By Teh Hooi Ling
Sunday, Aug 15, 2010
The Business Times
Key article highlights:
- One way to value a company is to use the abnormal earnings formula - discount its future stream of abnormal earnings (earnings above the cost of its capital) to its present value; and add that number to the current book value of the capital.
- By scaling the formula with book value on both sides, we get Price-To-Book (PTB) value on the left-hand side, and abnormal return on equity (ROE).
- This suggests that a company's PTB ratio is a function of three factors: its future abnormal ROE (ROE less the cost of equity), the growth in its book equity, and its cost of equity.
- Hence, there is a strong relationship between PTB ratios and ROEs.

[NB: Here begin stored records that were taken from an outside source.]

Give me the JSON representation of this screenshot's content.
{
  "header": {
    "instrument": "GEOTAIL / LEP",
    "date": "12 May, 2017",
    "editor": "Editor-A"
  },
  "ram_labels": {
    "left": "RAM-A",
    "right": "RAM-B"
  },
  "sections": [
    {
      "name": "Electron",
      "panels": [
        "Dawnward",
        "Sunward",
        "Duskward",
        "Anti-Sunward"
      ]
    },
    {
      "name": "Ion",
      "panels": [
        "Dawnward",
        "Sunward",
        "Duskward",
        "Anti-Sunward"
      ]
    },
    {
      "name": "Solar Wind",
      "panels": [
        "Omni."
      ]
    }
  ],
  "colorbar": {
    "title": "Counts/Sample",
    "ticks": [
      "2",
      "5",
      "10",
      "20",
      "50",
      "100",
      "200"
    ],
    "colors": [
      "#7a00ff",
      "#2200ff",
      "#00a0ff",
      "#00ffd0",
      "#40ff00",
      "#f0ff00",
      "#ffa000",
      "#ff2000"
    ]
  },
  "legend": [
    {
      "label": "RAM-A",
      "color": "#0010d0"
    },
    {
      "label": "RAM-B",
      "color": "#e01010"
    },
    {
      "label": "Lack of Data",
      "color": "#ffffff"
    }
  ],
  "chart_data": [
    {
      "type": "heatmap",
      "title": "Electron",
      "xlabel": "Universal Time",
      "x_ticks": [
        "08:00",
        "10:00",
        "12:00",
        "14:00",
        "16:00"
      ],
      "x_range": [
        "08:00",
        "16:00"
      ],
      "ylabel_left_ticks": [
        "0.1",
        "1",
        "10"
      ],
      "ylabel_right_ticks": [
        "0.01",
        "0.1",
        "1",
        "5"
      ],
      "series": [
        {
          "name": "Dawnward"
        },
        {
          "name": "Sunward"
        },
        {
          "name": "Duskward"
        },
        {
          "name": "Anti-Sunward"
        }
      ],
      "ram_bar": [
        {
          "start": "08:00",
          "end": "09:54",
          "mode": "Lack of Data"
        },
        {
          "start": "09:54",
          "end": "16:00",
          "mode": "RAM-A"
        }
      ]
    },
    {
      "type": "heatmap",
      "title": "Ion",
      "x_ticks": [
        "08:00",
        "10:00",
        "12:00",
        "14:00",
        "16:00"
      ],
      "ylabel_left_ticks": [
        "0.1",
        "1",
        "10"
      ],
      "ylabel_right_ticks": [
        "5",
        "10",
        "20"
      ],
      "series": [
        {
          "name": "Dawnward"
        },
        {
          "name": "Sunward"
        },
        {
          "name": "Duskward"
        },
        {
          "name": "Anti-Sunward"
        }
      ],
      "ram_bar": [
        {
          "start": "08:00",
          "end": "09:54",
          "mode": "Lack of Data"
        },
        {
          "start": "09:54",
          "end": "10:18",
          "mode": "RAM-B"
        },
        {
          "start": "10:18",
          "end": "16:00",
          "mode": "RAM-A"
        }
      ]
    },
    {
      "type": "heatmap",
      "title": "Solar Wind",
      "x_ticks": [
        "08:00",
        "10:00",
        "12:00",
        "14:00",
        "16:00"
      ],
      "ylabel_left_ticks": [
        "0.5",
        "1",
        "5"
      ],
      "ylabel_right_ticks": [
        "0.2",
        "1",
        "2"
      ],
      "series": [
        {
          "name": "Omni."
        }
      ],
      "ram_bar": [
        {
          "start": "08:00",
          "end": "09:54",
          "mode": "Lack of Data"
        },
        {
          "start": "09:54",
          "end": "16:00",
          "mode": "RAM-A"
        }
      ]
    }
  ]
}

- Companies with high ROE should trade at higher PTB ratio compared with those with lower ROE.
The Screening
- ROEs and PTBs on Jan 1 of each year of all the companies listed on the Singapore Exchange from 1990 until 2007 were downloaded.
- Stocks were ranked by dividing their ROEs with their PTBs and split equally into 10 groups.
- The first group, or the first decile, is the top 10 per cent of stocks with the highest ROEs relative to their PTB ratios.
- The 10th decile comprises those with the lowest ROEs and highest PTB ratios.
- Then there's a group of loss-making companies.
The Back-Testing
- An investor performs the screening and invests $100 in the top four stocks with the highest ROE/PTB on Jan 1, 1990.
- On Jan 1, 1991, he repeats the same screening again; divested the initial four stocks and reinvested the proceeds into a new batch of stocks with the highest ROE/PTB.
- And he consistently did that for the past 17 years.
The Result
- There is a very clear relationship between stock returns and ROE/PTB.
- The top 10 per cent of companies with the highest ROE/PTB turned $100 into $34,048 in 17 years, a compounded return of 41 per cent a year.
- The next 10 per cent managed to grow the pot to $4,710, a decent 25 per cent a year.
- The third decile, managed $958 for a return of 14 per cent a year.
- And as we move to stocks with lower and lower ROE/PTBs, the return shrinks correspondingly.
- The fifth decile grew only 3.8 per cent a year and the 10th decile - the 10 per cent of the market with the lowest ROE/PTB - shrank the $100 to just $25.
- The test calculations did not take into consideration transaction costs.
- This screening process takes into consideration the underlying earnings capacity of a company in relation to how the market is valuing the company.
- Those with high ROE but low PTB are clear cases of mispricing.
- As the testing entailed a one-year holding period each year, decay factors (e.g. barriers to entry in their industries, change in production or delivery technologies, and quality of management) were insignificant.
The Conclusion
- If you find a stock with high ROE but relatively low PTB, then you may potentially have on your hands an undiscovered gem.
My view - the ROE/PTB measure might just be a simple value metric to uncover undiscovered multi-bagger stocks.